FIRST CHORUS

Rose-Flower.

Once long ago young Nireus was the King
In Syme Island, so the stories say,
And at his birth the gods made holiday,
And blessed the child and gave him each one thing,

Courage, and skill, and beauty, and bright eyes,
Wisdom, and charm, and many another power,
So that he grew to manhood like a flower
For beauty, and like God for being wise.

Now Nireus’ friend was Paris, out of Troy,
Paris, the prince, the archer, who had seen
The goddesses within the forest green;
King Priam’s son, a peacock of a boy.

Moon-Blossom.

At Sparta’s court, not far from Syme Isle,
Bright Helen lived, King Menelaus’ Queen,
The loveliest woman that has ever been,
Who made all mortals love her by her smile.

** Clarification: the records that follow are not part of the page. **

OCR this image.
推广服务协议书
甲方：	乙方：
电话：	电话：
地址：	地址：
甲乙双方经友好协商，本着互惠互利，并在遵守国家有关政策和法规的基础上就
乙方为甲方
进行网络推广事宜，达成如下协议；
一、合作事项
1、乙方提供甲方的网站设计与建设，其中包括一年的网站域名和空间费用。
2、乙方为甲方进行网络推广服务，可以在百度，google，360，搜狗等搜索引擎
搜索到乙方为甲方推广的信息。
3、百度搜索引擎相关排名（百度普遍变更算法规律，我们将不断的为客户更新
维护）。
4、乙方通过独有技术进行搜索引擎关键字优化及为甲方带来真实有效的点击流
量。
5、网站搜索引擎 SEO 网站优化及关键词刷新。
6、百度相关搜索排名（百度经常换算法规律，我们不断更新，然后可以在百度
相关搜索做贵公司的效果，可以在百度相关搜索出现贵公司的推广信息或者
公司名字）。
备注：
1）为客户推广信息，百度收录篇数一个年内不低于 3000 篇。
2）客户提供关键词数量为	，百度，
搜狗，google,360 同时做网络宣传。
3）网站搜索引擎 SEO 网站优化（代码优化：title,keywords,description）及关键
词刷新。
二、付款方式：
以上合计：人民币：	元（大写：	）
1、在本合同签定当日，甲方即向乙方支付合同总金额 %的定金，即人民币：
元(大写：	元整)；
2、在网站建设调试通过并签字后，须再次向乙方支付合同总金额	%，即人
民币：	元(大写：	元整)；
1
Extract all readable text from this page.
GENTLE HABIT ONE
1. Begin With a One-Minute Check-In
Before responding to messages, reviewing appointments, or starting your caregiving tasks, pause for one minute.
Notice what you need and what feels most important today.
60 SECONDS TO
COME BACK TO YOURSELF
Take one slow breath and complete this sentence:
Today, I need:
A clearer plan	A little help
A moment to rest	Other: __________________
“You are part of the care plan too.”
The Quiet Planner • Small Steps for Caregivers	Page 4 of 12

Nireus and Paris went together there
To Helen’s palace: and when Nireus saw
Helen the Queen, the lovely without flaw,
He loved her like her shadow everywhere.

And Paris, when he saw her with her mate,
Helen, the rose, beside that withered weed,
Loved her no less, but with a young man’s greed
That wants the moon from heaven and cannot wait.

Rose-Flower.

Straightway he wooed Queen Helen to be his,
And won her love, and cried to Nireus then,
“O Nireus, help to save us from this den,
Lend us your ship to bring us out of this.”

So Nireus, though his heart was torn with pain,
Well knowing what would come, yet took the pair
To many-towered Troy and left them there,
To live in love and be the city’s bane.

Moon-Blossom.

When Menelaus knew of Helen’s flight,
He led all Greece in arms to punish Troy,
Nireus went with him in the fleet, and joy
Ceased in the world, for all men went to fight.

Nine years they fought there in the tamarisk field,
And in the tenth, in some blind midnight stour,
Nireus killed Paris underneath the tower.
Men bore him back to Helen on his shield.

Rose-Flower.

Then Troy was sacked and Menelaus took
Beautiful Helen as his prisoner home,
And locked her in his castle as a gnome
Might lock a gem on which no man might look.

Together.

Thus Nireus lost his love, and killed his friend,
And knew despair; so going to his ship,
He sailed to where the constellations dip,
In the great west, to look for the world’s end.